En arrière-plan, des orateurs lisaient un à un les noms des victimes de l'attaque. Wilfred Naties connaissait plusieurs d'entre eux.

Le consultant de 52 ans travaillait dans le World Trade Center lorsque le premier avion a heurté la tour. Il est sorti à temps pour voir l'immeuble s'effondrer. Mais avant, il a vu ce qu'il croyait être de grands tableaux noirs tomber des tours.

«C'étaient des gens en complets», a-t-il soupiré.

Wilfred Naties avait déjà survécu à l'attentat de 1993 contre les tours jumelles, qui avait fait 6 morts et plus de 1000 blessés. Mais il n'aurait jamais cru que l'horreur pouvait atteindre le niveau de 2001.

«Je suis fâché parce que les choses n'ont pas changé. Ça peut encore arriver. Nous avons trop de libertés», a-t-il lancé, avant de retomber dans son mutisme, les deux mains serrées sur le manche de son drapeau américain.

Pas d'animosité

L'atmosphère était toute au recueillement et à la célébration de la vie parmi les milliers de personnes qui ont franchi les barrages de sécurité pour s'approcher au plus près de la cérémonie commémorative. Peu de paroles belliqueuses ou d'appels à la vengeance dans cette foule.

Les références au sacré et à la religion, elles, étaient partout. «C'est ça, l'Amérique», a résumé une dame distribuant des extraits de la Bible.

Plusieurs portaient des t-shirts, des macarons, des affiches ou des cadres exposant le portrait d'un proche disparu.
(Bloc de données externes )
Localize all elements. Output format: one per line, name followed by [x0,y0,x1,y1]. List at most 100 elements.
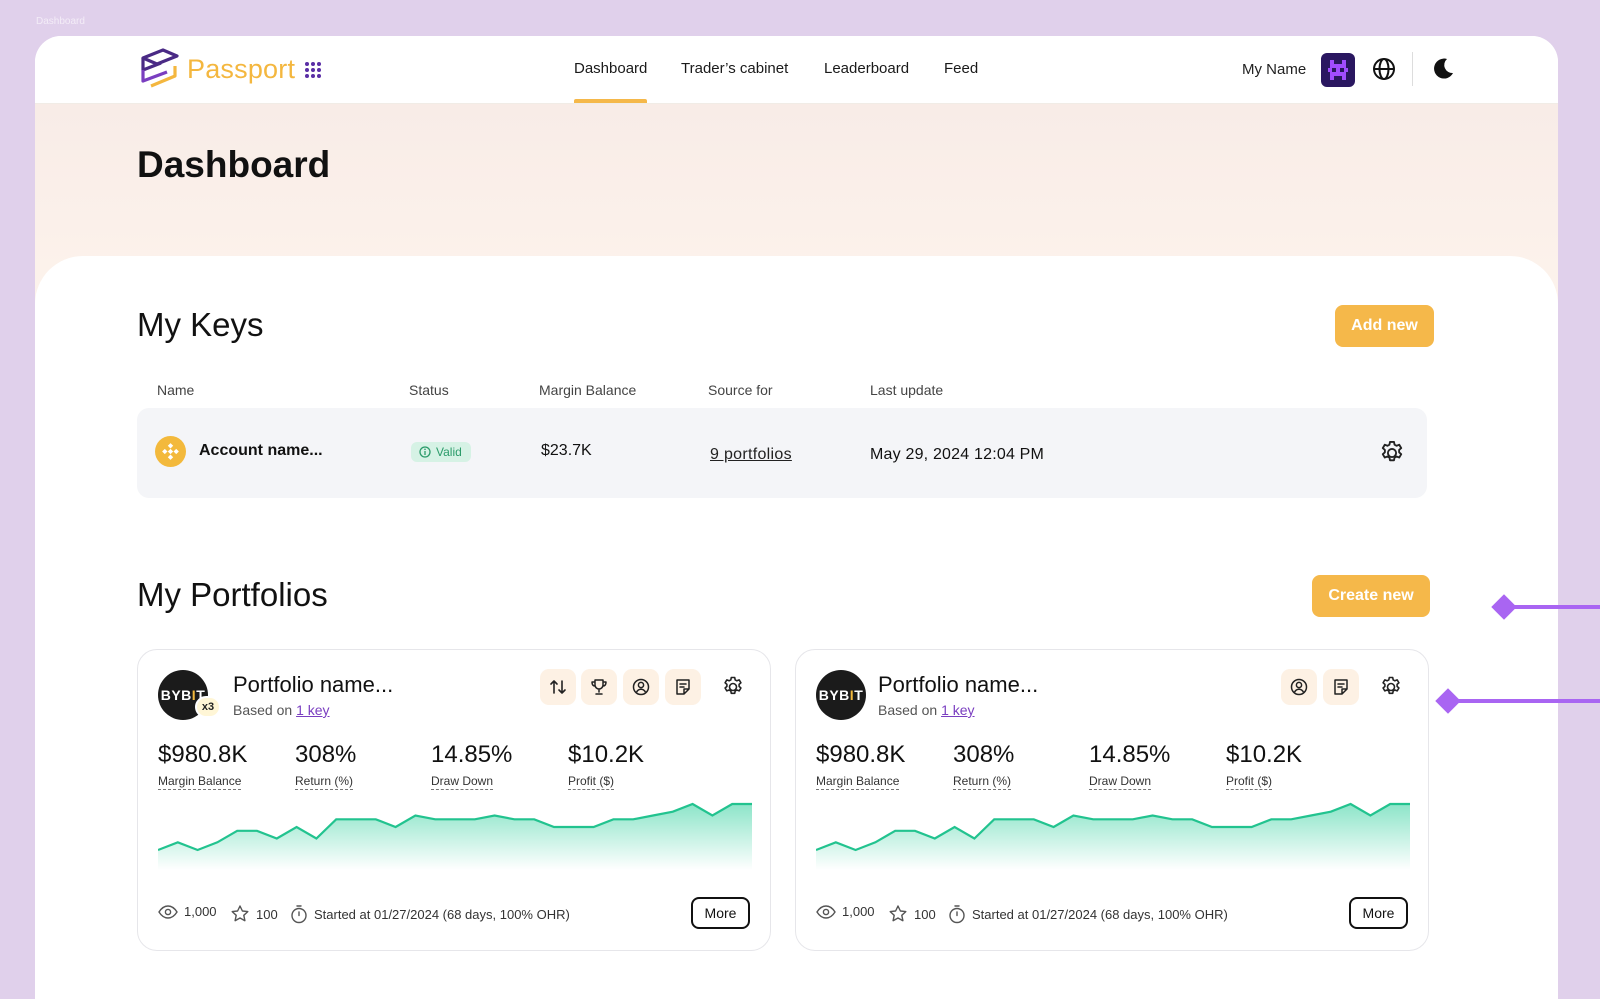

Les pleurs discrets étaient souvent suivis d'une accolade à un voisin.

Assis sur le trottoir, un travailleur de la construction coiffé d'un casque portant la mention «secouriste» passait et repassait en revue une pile de photos des décombres qu'il a fouillés à l'époque.

Difficile retour

Rosario Piedraita a réprimé un sanglot en racontant la mort de son neveu, Wilder Gomez. L'immigrant colombien de 37 ans travaillait comme serveur au restaurant Windows on the World, au 107e étage du World Trade Center.

«Il ne travaillait pas le matin, d'habitude, mais son patron lui a demandé de remplacer quelqu'un», a-t-elle expliqué. Le corps de son neveu a été identifié le 11 septembre 2002, ajoutant du poids au triste anniversaire.

Robert Esposito, lui, tenait à revenir sur les lieux du drame, mais il a trouvé l'expérience difficile. «Cela m'a pris sept ans avant de venir ici, et je n'y suis plus retourné depuis trois ans. C'était tellement une expérience traumatisante, quand on pense à la façon dont les gens sont morts», a raconté le retraité de Long Island.

Judy Busta, une enseignante de l'Iowa, a pris le temps de fixer sur les grilles de l'église Saint-Paul des fleurs en papier fabriquées par ses élèves de cinquième année.

«À cet âge-là, ils comprennent. Et on leur a enseigné [la signification de cette journée]», a dit la professeure en séchant une larme.

Les enfants avaient attaché des messages aux fleurs. «J'espère que la guerre va finir», disait l'une d'eux.